Biochemically characterized caspases of O. faveolata and P. astreoides aligned with human effector caspases. In the multiple sequence alignment, secondary structures (α-helices, β sheets, and loops) are indicated along with common position (CP) numbers among caspases. Gap positions, or sequences between common amino acid positions, are referred to as GP. Histidine (H) and cysteine (C), which forms a catalytic dyad, are colored in red and blue respectively. RYP motif insertions in OfCasp3a and PaCasp7a are colored in green.

Figure 4.

Substrate preference determined by substrate-phage display. A–D, amino acid preferences shown for substrate positions P5-P4-P3-P2-P1-P1′ for PaCasp7a (A), OfCasp3a (B), PaCasp3 (C) and OfCasp3b (D). Values of y-axes indicate number of phage sequences containing the specified amino acid (Count). Amino acids are shown on the x-axes in single letter code. Web logos are also shown in inset of respective graph for same results.

Figure 5.

Cleavage kinetics of coral caspases using human procaspases-3 and -6 as a substrate. A, cleavage of full-length inactive HsCasp3 and HsCasp6 by coral caspases over time course. All cleaved products are labeled along with enzyme itself. (S_L, large subunit of substrate; S_S, small subunit of substrate; E_L, large subunit of enzyme; E_S, small subunit of enzyme; S_L-P, large subunit with pro-domain cleaved; S, substrate; and E + S, enzyme and substrate). Bands with an asterisk (*) indicate only pro-domains were removed from full-length substrate. Molecular weight markers are the same for all gels. B and C, quantification of procaspase bands relative to the control (substrate without enzyme after 8 h incubation). Data were fit to a single exponential decay to calculate CF50 used to calculate hydrolysis rate of coral caspases (solid line). Procaspase-3 (B), procaspase-6 (C). Error bars represent S.D. from three different experiments.

Figure 6.

Structure of PaCasp7a. A, comparison of PaCasp7a (green) aligned with HsCasp3 (gray) (PDB ID: 2J30). B, PaCasp7a active site bound with inhibitor DEVD-CHO. Dashed lines show hydrogen bonding network to the P4 aspartate.

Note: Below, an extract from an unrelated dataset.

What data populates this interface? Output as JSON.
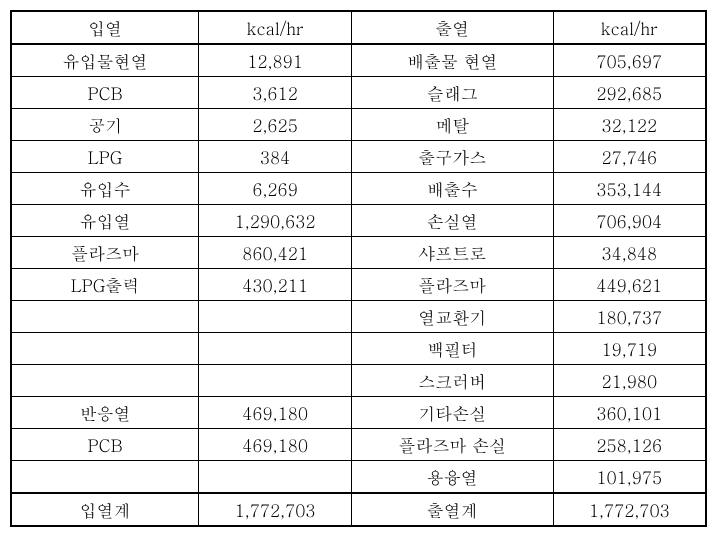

C, surface map of active site residues in PaCasp7 within 5 Å of the inhibitor (yellow sticks). Neutral charges are gray, negative charges are red, and positive charges are blue. D, “out” orientation, of RYP residues in loop 1 in crystal structure of PaCasp7a. E, “in” orientation, of RYP residues in loop 1 in predicted model of PaCasp7a. Dashed lines show the hydrogen bonds formed by R and Y in In orientation. F, N-terminal peptide (orange) bound in hydrophobic pocket between helices 1 and 4. PaCasp7a residues that form the pocket are shown in yellow: Leu¹⁸⁷ (CP-031), Ala¹⁹⁰ (CP-034), Leu¹⁹¹ (CP-035), Phe³³⁰ (CP-177), Ala³³⁴ (CP-181), as well as Phe³⁸¹ (CP-217) and Phe³⁸² (CP-218) at the C terminus.

Figure 7.

Proposed apoptotic pathways in coral compared with the apoptotic pathways in humans. All components in the pathways have homologs in O. faveolata and P. astreoides with the exception of BID (dotted box). A list of homologs is shown in Table S6. Dotted lines indicate that links have not yet been shown experimentally. Caspases in green background are initiators and those in red background are effectors. Pa refers to P. astreoides and Of refers to O. faveolata. The four caspases characterized here are shown in blue.